By Michael Krumholtz January 7, 2019
(Courtesy of RECON/Twitter)

After just one week of 2019, Colombia has already seen six social leaders killed. The grisly start to the year continues a macabre 2018 in which more than 160 social leaders around the country were targeted and killed.

Per a report from the Spanish-language El Colombiano newspaper, the latest victim was Maritza Quiroz Leiva of Santa Marta who worked with victims displaced by the war. Vice President Marta Lucía Ramírez confirmed the news with a message on social media yesterday saying that the government repudiates this latest killing.

After President Iván Duque said his administration would be tough on paramilitary and gang activity throughout the country, the government has yet to stop the continuing bloodshed of community figures throughout Colombia.

El Espectador reported on Wednesday that Gilberto Valencia, a social advocate in the Suárez municipality of Cauca, was the first social leader of the new year to be killed. Valencia was known in his community for using hip-hop to positively influence young residents of the town.

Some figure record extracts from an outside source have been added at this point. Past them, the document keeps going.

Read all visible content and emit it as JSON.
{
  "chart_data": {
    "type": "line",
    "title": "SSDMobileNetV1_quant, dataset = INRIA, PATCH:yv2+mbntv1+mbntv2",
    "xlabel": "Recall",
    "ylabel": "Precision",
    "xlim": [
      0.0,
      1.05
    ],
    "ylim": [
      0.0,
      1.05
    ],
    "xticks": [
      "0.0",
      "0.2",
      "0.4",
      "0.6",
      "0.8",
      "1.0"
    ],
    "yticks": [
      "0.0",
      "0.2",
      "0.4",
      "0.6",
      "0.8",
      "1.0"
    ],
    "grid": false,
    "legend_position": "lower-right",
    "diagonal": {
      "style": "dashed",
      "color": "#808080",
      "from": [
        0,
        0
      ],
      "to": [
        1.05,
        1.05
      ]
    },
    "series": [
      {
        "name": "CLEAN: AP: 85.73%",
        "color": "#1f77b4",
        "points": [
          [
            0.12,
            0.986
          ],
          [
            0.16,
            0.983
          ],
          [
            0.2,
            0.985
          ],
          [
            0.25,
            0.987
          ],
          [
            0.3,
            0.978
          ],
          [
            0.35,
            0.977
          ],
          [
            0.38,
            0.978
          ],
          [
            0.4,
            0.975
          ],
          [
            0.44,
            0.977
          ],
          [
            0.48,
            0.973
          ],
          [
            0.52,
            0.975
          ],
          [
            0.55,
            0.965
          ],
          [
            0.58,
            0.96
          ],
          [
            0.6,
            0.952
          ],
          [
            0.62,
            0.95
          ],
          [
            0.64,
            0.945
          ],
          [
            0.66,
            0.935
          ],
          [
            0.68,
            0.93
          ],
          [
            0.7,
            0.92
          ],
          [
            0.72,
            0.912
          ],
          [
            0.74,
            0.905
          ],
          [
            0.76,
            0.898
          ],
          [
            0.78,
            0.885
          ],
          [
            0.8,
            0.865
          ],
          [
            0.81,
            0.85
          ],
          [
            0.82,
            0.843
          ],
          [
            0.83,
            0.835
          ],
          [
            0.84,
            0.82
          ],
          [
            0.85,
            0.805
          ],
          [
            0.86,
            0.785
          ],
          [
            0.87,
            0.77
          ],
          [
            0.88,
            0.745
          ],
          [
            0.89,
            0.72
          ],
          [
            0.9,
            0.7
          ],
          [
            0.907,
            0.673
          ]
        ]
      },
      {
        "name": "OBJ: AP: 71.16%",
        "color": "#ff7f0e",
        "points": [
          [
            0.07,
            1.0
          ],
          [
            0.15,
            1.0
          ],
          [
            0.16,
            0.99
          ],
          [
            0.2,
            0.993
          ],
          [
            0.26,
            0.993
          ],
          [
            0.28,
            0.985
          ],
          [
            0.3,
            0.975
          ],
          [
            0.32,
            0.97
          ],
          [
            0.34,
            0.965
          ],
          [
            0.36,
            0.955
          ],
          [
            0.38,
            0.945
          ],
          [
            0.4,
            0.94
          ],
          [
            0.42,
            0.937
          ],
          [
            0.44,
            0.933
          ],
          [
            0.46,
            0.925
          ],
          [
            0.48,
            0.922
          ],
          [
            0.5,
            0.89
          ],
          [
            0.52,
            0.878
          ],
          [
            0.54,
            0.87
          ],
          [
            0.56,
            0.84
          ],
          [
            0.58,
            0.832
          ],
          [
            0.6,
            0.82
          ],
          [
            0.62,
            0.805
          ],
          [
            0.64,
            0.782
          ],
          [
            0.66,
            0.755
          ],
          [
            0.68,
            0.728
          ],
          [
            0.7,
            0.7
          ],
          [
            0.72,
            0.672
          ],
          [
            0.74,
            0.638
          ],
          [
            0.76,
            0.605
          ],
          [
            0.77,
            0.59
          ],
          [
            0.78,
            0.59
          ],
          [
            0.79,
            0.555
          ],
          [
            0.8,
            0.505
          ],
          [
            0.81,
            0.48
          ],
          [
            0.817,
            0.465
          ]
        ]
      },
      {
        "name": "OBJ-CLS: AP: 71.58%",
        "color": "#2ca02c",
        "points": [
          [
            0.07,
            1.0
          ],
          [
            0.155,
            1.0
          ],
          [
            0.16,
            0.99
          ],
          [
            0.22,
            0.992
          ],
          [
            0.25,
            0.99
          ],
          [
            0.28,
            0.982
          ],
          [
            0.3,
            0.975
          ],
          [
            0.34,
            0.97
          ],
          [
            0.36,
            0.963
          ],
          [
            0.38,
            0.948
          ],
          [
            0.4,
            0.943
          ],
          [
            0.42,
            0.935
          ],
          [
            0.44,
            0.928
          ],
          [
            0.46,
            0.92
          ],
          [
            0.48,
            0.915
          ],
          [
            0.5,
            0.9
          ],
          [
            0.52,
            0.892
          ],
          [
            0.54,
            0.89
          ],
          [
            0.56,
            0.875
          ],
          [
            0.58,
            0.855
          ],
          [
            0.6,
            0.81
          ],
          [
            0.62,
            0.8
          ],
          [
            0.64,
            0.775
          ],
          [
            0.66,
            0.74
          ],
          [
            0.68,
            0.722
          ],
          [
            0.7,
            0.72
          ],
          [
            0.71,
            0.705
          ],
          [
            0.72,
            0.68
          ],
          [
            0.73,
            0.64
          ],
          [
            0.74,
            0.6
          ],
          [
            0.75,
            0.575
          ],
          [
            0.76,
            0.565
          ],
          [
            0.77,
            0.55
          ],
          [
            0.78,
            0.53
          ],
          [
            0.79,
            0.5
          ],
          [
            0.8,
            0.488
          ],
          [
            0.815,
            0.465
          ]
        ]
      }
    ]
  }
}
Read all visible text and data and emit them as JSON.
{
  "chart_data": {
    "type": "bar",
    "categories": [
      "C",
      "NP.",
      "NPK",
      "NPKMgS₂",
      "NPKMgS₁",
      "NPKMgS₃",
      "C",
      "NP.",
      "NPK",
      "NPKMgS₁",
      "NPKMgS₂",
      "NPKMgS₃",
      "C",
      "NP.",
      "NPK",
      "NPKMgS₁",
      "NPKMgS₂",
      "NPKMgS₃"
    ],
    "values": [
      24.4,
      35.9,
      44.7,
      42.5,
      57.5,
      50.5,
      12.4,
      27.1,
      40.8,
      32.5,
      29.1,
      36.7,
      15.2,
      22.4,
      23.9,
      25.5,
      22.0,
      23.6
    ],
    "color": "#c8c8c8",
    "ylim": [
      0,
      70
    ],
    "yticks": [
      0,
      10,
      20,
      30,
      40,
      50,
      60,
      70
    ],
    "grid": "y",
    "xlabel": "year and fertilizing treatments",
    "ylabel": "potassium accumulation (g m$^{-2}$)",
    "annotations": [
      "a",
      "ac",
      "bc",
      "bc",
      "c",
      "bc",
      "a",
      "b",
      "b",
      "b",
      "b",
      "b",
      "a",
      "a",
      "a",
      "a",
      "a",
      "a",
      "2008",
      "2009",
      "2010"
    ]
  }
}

“The violence and the social decomposition are taking away all of our social leaders and community directors, whose actions search for the construction of peace,” said Andrés Santamaría, the director of social entrepreneur promotor RECON where Valencia helped with his work. “We can’t allow that in our country social leaders keep getting killed every day.”

According to stats from the Ombudsman’s Office of Colombia, 2018 ended with 164 social leaders being killed. Another organization, Indepaz, said that there were 226 such leaders killed in the past calendar year.

A past report from the Ombudsman’s Office said the targeting of social leaders has been present since Colombia’s peace deal was signed in 2016 with the Revolutionary Armed Forces (FARC). The organization has said that the killings are a result of the growth of the National Liberation Army (ELN), as well as the incentive for paramilitary groups like the ELN and gangs to gain control over areas left behind by the FARC.

So far this year, the other slain social leaders have been found in Antioquia, Valle de Cauca and Norte de Santander.